American Legislative Exchange Council says funding gaps are larger than what is being reported.

A recent report from the American Legislative Exchange Council (ALEC), said that, based on its calculations, every US state’s pension system has a funded level below 50%, except for that of Wisconsin, which has a funded level of 61.5%.

According to the report from the nonprofit organization of fiscally conservative state legislators, the highest-funded states after Wisconsin are South Dakota (48.1%), New York (46.3%), Tennessee (45.9%), and North Carolina (45.0%). Meanwhile, the five lowest-funded states are Connecticut (19.7%), Kentucky (20.9%), Illinois (23.3%), Mississippi (24.2%), and New Jersey (25.7%).

“Absent significant reforms, unfunded liabilities of state-administered pension plans will continue to grow and threaten the financial security of state retirees and taxpayers alike,” said the report. “The fiscal calamity could be far deeper and prolonged than the Great Recession.”

ALEC’s Center for State Fiscal Reform analyzed the official annual financial documents of more than 280 state-administered pension plans using what it deems “more realistic investment return assumptions” in order to gain a clearer picture of the pension problem.

The unfunded liabilities of each pension plan were revalued using a discount rate equal to a risk-free rate of return represented by debt instruments issued by the US government. It said that 2017’s study used a risk-free rate of 2.142%, derived from an average of the 10- and 20-year US Treasury bond yields from April 2016 to March 2017.

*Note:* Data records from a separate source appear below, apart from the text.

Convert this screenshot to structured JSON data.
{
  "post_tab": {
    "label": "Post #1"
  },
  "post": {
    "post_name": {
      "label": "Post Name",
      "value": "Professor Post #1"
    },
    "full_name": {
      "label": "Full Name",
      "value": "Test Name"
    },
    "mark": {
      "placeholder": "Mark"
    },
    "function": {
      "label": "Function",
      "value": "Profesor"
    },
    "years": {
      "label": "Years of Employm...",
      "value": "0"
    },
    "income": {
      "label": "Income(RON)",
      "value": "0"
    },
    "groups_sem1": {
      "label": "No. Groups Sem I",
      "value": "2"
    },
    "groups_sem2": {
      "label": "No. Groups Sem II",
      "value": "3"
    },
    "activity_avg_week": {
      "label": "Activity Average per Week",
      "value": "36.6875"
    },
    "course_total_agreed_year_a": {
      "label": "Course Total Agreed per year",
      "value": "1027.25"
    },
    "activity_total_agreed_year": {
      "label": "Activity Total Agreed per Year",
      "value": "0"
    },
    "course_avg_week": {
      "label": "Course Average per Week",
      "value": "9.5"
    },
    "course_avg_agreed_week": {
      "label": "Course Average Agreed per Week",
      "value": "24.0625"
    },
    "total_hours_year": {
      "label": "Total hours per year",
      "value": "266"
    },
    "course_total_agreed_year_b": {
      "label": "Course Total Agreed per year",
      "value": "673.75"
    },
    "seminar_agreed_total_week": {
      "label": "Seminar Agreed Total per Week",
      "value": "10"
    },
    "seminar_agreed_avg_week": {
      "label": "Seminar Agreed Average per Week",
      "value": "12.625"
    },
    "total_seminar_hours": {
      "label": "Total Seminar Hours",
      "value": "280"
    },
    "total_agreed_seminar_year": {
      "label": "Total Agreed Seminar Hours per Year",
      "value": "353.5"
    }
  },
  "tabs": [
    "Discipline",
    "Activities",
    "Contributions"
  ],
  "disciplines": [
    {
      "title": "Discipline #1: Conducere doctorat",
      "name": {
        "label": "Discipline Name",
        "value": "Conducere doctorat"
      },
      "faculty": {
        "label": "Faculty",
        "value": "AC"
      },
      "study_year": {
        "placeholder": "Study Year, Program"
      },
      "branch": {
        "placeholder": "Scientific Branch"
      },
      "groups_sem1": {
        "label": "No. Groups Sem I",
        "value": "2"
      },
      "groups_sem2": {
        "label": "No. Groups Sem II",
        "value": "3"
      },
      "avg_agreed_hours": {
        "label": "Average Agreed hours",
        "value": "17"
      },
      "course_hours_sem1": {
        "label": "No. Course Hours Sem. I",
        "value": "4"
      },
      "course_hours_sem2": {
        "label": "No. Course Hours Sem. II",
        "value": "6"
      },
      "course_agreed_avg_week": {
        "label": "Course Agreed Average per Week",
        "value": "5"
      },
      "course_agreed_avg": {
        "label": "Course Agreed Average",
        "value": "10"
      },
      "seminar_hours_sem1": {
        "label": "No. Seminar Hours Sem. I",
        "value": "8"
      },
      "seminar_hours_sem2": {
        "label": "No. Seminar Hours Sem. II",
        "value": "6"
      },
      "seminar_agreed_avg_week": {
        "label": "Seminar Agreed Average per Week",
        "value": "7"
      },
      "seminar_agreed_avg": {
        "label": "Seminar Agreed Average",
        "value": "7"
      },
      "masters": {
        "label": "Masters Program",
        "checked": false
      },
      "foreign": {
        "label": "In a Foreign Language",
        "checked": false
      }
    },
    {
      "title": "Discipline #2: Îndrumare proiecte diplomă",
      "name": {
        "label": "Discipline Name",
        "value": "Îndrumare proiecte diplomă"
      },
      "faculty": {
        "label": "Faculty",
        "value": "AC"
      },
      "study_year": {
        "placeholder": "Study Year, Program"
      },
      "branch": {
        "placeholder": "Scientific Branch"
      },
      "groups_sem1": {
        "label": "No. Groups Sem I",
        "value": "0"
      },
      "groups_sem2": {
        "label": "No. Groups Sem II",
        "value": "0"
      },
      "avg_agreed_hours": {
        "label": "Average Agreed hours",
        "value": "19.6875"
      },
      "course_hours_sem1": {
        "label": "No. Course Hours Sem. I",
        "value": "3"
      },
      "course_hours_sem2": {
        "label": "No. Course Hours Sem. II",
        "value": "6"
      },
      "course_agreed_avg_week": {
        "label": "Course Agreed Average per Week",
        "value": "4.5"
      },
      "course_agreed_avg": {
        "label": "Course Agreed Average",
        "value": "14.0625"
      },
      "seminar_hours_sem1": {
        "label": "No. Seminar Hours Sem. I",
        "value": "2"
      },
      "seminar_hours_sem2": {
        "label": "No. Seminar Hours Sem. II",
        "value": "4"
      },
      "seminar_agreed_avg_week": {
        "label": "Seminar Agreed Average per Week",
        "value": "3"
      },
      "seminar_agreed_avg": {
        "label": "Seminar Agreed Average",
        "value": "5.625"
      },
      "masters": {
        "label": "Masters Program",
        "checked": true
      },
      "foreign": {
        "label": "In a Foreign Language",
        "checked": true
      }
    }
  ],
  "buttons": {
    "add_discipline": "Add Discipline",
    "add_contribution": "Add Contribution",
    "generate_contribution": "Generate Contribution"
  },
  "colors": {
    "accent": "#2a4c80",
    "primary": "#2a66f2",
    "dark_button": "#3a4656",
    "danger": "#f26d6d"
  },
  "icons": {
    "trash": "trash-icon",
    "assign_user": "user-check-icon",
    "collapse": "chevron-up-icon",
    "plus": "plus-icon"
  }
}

“Based on these revised investment return assumptions, we report on total unfunded pension liability, unfunded pension liabilities per capita, and the funding ratio of these plans,” said ALEC.

The report said that unfunded liabilities of public pension plans continue to loom over state governments, and that if pension assets were determined using “more realistic investment return assumptions,” pension funding gaps would be even larger than what is being reported in state financial documents.

ALEC said that unfunded liabilities, using a risk-free rate of return assumption of state-administered pension plans, now exceed $6 trillion—an increase of $433 billion from last year.

“The national average funding ratio is a mere 33.7%, amounting to $18,676 of unfunded liabilities for every resident of the United States,” said the report. “Much of this problem is due to state governments failing to make their annually required contributions.”

The report cited a 2017 Pew Charitable Trusts report that found that only 32 states in fiscal year 2015 made pension fund contributions sufficient enough to diminish accrued unfunded liabilities.

“Taxpayers ultimately provide the wages for public sector employees and the financial resources to cover the promised benefits of traditional pension plans,” said the report. “And all residents are impacted when pension costs absorb limited government resources, rather than core government services such as education, public safety, and roads.”

Faulty accounting and reporting methods obscure the magnitude of unfunded liabilities, according to the report. It said that significant changes made by the Governmental Accounting Standards Board (GASB) in 2012 to the methods used for measuring a pension plan’s financial health were intended to increase transparency, consistency, and comparability of pension information.

“Unfortunately,” said the report, “states have found ways to work around these requirements and paint an unrealistically rosy picture of their pension funding status.”